I believe that when a fighter just gets back to camp it is imperative that they take care of their body by having a knowledgable strength and conditioning coach who can put them through a good prehab routine along with some strength exercises. Prehab to me means getting a good set of exercises that will keep the body moving like a well oiled machine. This means doing exercises and movements which will keep the body healthy and strong.

Every athlete in the world has certain weaknesses in their body. Identifying and addressing the problem areas will help to keep a fighter as injury free as possible. Getting right into an intense training regiment this close after a fight would only lead to overtraining and injuries.

Many times I see fighters go right into a difficult strength and conditioning program. I even see a lot of fighters go right back into heavy sparring. Your brain and body needs a break and fighters need to take care of their bodies.

I always used my time after fights to learn new techniques so drilling was a huge part of what I did after fights. It was easy on my body, fun to learn new things and more importantly gave me new weapons to play with.

Things like shadow boxing and light pad work is a great way to get the body moving again without breaking it down. If 5 minute rounds are typical during intense training camp, try 3 minute rounds instead with less power. Keeping proper movement and technique is good enough until peak training begins.

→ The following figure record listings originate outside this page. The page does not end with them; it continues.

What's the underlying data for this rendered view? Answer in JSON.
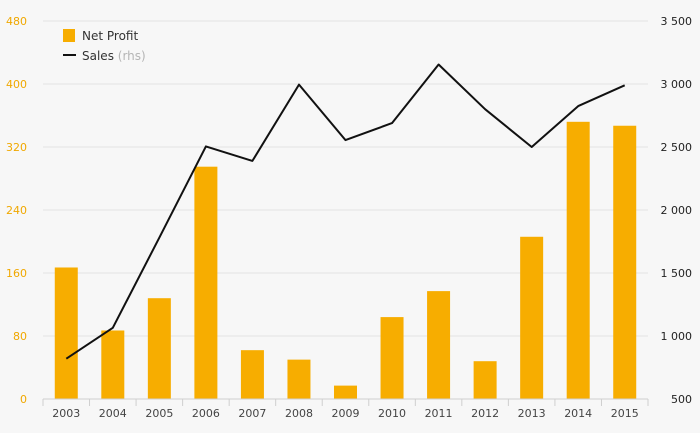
{
  "chart_data": {
    "type": "bar+line",
    "categories": [
      "2003",
      "2004",
      "2005",
      "2006",
      "2007",
      "2008",
      "2009",
      "2010",
      "2011",
      "2012",
      "2013",
      "2014",
      "2015"
    ],
    "series": [
      {
        "name": "Net Profit",
        "type": "bar",
        "axis": "left",
        "color": "#f7ad00",
        "values": [
          167,
          87,
          128,
          295,
          62,
          50,
          17,
          104,
          137,
          48,
          206,
          352,
          347
        ]
      },
      {
        "name": "Sales",
        "type": "line",
        "axis": "right",
        "color": "#111111",
        "values": [
          820,
          1065,
          1780,
          2505,
          2390,
          2995,
          2555,
          2690,
          3155,
          2800,
          2500,
          2825,
          2990
        ]
      }
    ],
    "legend": {
      "position": "top-left",
      "items": [
        {
          "label": "Net Profit",
          "suffix": ""
        },
        {
          "label": "Sales",
          "suffix": "(rhs)"
        }
      ]
    },
    "y_left": {
      "range": [
        0,
        480
      ],
      "ticks": [
        0,
        80,
        160,
        240,
        320,
        400,
        480
      ],
      "tick_labels": [
        "0",
        "80",
        "160",
        "240",
        "320",
        "400",
        "480"
      ],
      "color": "#f0a800"
    },
    "y_right": {
      "range": [
        500,
        3500
      ],
      "ticks": [
        500,
        1000,
        1500,
        2000,
        2500,
        3000,
        3500
      ],
      "tick_labels": [
        "500",
        "1 000",
        "1 500",
        "2 000",
        "2 500",
        "3 000",
        "3 500"
      ],
      "color": "#222222"
    },
    "grid": true,
    "title": "",
    "xlabel": "",
    "ylabel": ""
  }
}
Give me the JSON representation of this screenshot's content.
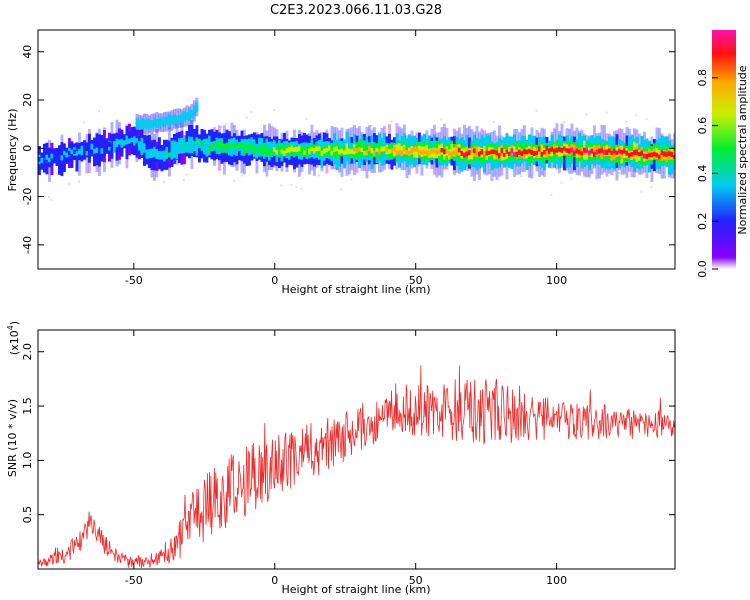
{
  "title": "C2E3.2023.066.11.03.G28",
  "colors": {
    "snr_line": "#ee2a2a",
    "spec_low": "#7d00ff",
    "spec_mid": "#00ddee",
    "spec_high": "#ee1111"
  },
  "chart_data": [
    {
      "type": "heatmap",
      "xlabel": "Height of straight line (km)",
      "ylabel": "Frequency (Hz)",
      "xlim": [
        -84,
        142
      ],
      "ylim": [
        -50,
        49
      ],
      "xticks": [
        -50,
        0,
        50,
        100
      ],
      "yticks": [
        -40,
        -20,
        0,
        20,
        40
      ],
      "xtick_labels": [
        "-50",
        "0",
        "50",
        "100"
      ],
      "ytick_labels": [
        "-40",
        "-20",
        "0",
        "20",
        "40"
      ],
      "colorbar": {
        "label": "Normalized spectral amplitude",
        "range": [
          0,
          1
        ],
        "ticks": [
          0.0,
          0.2,
          0.4,
          0.6,
          0.8
        ],
        "tick_labels": [
          "0.0",
          "0.2",
          "0.4",
          "0.6",
          "0.8"
        ]
      },
      "ridge": {
        "x": [
          -84,
          -75,
          -65,
          -55,
          -50,
          -45,
          -40,
          -35,
          -30,
          -25,
          -10,
          0,
          25,
          50,
          75,
          100,
          142
        ],
        "y": [
          -5,
          -3,
          -1,
          2,
          3,
          -2,
          -3,
          0,
          2,
          1,
          0,
          -1,
          -1,
          -1,
          -2,
          -1,
          -3
        ]
      },
      "upper_branch": {
        "x": [
          -50,
          -45,
          -40,
          -35,
          -30,
          -28
        ],
        "y": [
          10,
          10,
          11,
          12,
          14,
          17
        ]
      }
    },
    {
      "type": "line",
      "xlabel": "Height of straight line (km)",
      "ylabel": "SNR (10 * v/v)",
      "y_multiplier": "(x10",
      "y_multiplier_exp": "4",
      "y_multiplier_close": ")",
      "xlim": [
        -84,
        142
      ],
      "ylim": [
        0,
        2.2
      ],
      "xticks": [
        -50,
        0,
        50,
        100
      ],
      "yticks": [
        0.5,
        1.0,
        1.5,
        2.0
      ],
      "xtick_labels": [
        "-50",
        "0",
        "50",
        "100"
      ],
      "ytick_labels": [
        "0.5",
        "1.0",
        "1.5",
        "2.0"
      ],
      "series": [
        {
          "trend_x": [
            -84,
            -75,
            -70,
            -65,
            -60,
            -55,
            -50,
            -45,
            -40,
            -35,
            -30,
            -25,
            -20,
            -15,
            -10,
            -5,
            0,
            10,
            20,
            30,
            40,
            50,
            60,
            70,
            80,
            90,
            100,
            110,
            120,
            130,
            142
          ],
          "trend_y": [
            0.05,
            0.12,
            0.22,
            0.42,
            0.22,
            0.08,
            0.05,
            0.07,
            0.12,
            0.22,
            0.45,
            0.55,
            0.65,
            0.75,
            0.8,
            0.9,
            0.95,
            1.05,
            1.15,
            1.3,
            1.4,
            1.45,
            1.45,
            1.45,
            1.45,
            1.42,
            1.38,
            1.35,
            1.35,
            1.32,
            1.33
          ],
          "spread_x": [
            -84,
            -70,
            -60,
            -50,
            -40,
            -30,
            -20,
            -10,
            0,
            20,
            40,
            60,
            70,
            80,
            90,
            100,
            142
          ],
          "spread_y": [
            0.04,
            0.1,
            0.1,
            0.05,
            0.08,
            0.25,
            0.35,
            0.35,
            0.3,
            0.25,
            0.2,
            0.28,
            0.32,
            0.3,
            0.25,
            0.18,
            0.12
          ]
        }
      ]
    }
  ]
}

Triathletes can be a great model for MMA fighters. They have to be great at a few very different disciplines like swimming, running and cycling. Their nutrition has to be excellent all the time.

They have to measure their intensities throughout their training with great precision to improve their performance. This means that they aren’t doing triathlons every week to improve their times. They vary their training and slowly increase the workout and training volume according to their competition dates. They even slow things down again just prior to an event to allow their body to heal and be ready to compete on event day.

As a former fighter, coach, analyst and fan, I want to see every fighter compete at their best every time out. This isn’t always possible but it should be our goal to study the science of MMA and truly start to streamline this process so that this sport can get even better. For fighters I suggest the following, listen to your body whisper before you hear it scream.